— Red Hen Coding Standards
Red Hen Lab is a collaborative with a long-term vision. We want you to be able to build on our existing code without having to spend a lot of time having to figure out the idiosyncracies of the previous coder. It should be enough for you to familiarize yourself with your coding standards, spelled out below. Similarly, if you adhere to these standards, it will be so much simpler for others to extend your code and make it part of a great and ongoing project of incremental improvements. We therefore ask you to take care to write clear and transparent code that follows our standards and is clearly documented.
These standards are themselves in an incipient state. We want your suggestions for improvements, simplifications, and elaborations.
Last updated 2018-05-16.
- Command-line tools
- Creating a bulk website downloader
- Machine learning
- SDLE Tutorials
- Statistics in Red Hen
- SyntaxNet and Parsey McParseface
- Singularity application container
Python Coding Standards
- Follow the official Python Style Guide
- Verify that your code plays nice with these standards by running it through yapf
File and data management
Keep your home directory free of data files, downloads, uncompressed file contents, test files, etc. Instead, place them in appropriately named directories. We should be able to tell what these directories are for, and when they were created, by their names. For example, "audio_test_20170101" is a good name. Please also keep data, downloads, tests, experiments, etc., out of code directories. Code directories should be GitHub ready.
Keep third party code trees separate from Red Hen directory trees. When customizing third party code, make new files instead of editing existing files if possible. For example, "install.sh" can be copied to "install_red_hen.sh" or "install_case_hpc.sh" and code changes can be made in the new files.
Keep your imports alphabetized, and sensibly grouped with blank lines if the list gets long. Please keep "from X import Y" and "import Z" forms separate.
For the names of directories, files, Python modules, Python functions / methods, function arguments, and Python variables / attributes, use the following guidelines.
- Use "media_name" to represent the Red Hen base name (slug) of a video and its associated files, without extensions. For instance "2015-08-07_0050_US_FOX-News_US_Presidential_Politics".
- Use variables with names like "*_file" for file objects, not file names. The form "*_file_name" can be used for system file names, whether or not they include paths.
- Use a trailing slash when passing paths as arguments.
In general, make names as consistent as possible, both within code files and across code files - use the principle of least surprise.
Please avoid abbreviations in names except for common ones like "dir" (directory) and "ext" (extension), or if a name is very long and the abbreviations will be easily understood. Please try to choose between abbreviations and full words as consistently as possible, both within files and across files. A legend of abbreviations may be useful.
Please make names as long as needed to be unambiguous, but no longer. A person with domain knowledge but only a little knowledge of programming should be able to tell what a named entity does. For example, two good names are dia_to_speaker_file() and dia_to_speaker_data(). They use an abbreviation, but the abbreviation is necessary, readable, and consistent. The two names make the difference between "file" and "data" clear.
Use English that is as simple as possible, but no simpler. Please use singular and plural forms properly.

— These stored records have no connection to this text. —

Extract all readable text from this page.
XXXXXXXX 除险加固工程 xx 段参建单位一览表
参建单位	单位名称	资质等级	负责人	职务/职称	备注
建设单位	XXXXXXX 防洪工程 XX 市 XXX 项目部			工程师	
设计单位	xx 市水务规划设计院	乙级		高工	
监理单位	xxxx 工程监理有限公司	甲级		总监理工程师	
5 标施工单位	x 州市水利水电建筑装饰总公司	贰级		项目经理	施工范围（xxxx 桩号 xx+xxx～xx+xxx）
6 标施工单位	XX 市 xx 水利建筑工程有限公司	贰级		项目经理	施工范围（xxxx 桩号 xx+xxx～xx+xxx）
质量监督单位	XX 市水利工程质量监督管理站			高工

If two or more variables are similar, consider putting nouns before adjectives. For example, use "time_start" and "time_end" instead of "start_time" and "end_time". This might not make sense when working with files.
Please use CamelCaseWithInitialUpperCase for class names and lower_case_with_underscores for directory, file, module, function / method, argument, and variable / attribute names. An exception is if part of a module name is a domain name without dashes (use lowercasewithoutunderscores).
If an acronym occurs in CamelCase, please CAPITALIZE all the letters of the acronym, as in "HTTPResponse". Remember that this only applies to CamelCase, not the lower case naming standards, in which all letters of an acronym should be lower case.
Please use UPPER_CASE_WITH_UNDERSCORES for constants, symbols, states, and other "special values".
HTML IDs should be in lower-case-with-dashes if possible.
EXCEPTIONS: The Red Hen Lab uses CamelCaseWithInitialUpperCase for GitHub repository names and data directory names, but not code directory names. Red Hen coders sometimes use capitalized abbreviations for imported module names, such as "import speaker.recognition as SR".
We realize that Python itself is not 100% consistent in its use of capitalization and underscores, especially with C like function abbreviations, third party modules such as logging and threading, and multiple word function names that are still relatively short, especially operator like functions.
Use a blank line after (at most) every two or three related lines of code. Even a single code statement, multiple line or otherwise, can stand on its own when it does a lot, contains many function arguments, or contains nested parentheses. Make a liberal but sensible and consistent use of blank lines.
Put a space on both sides of infix operators (including = and ==, unless they are in function arguments), and after separators, unless the separator is at the end of a line.
Use a space after the # in a comment line to keep the text readable. Use a blank line before and after comments.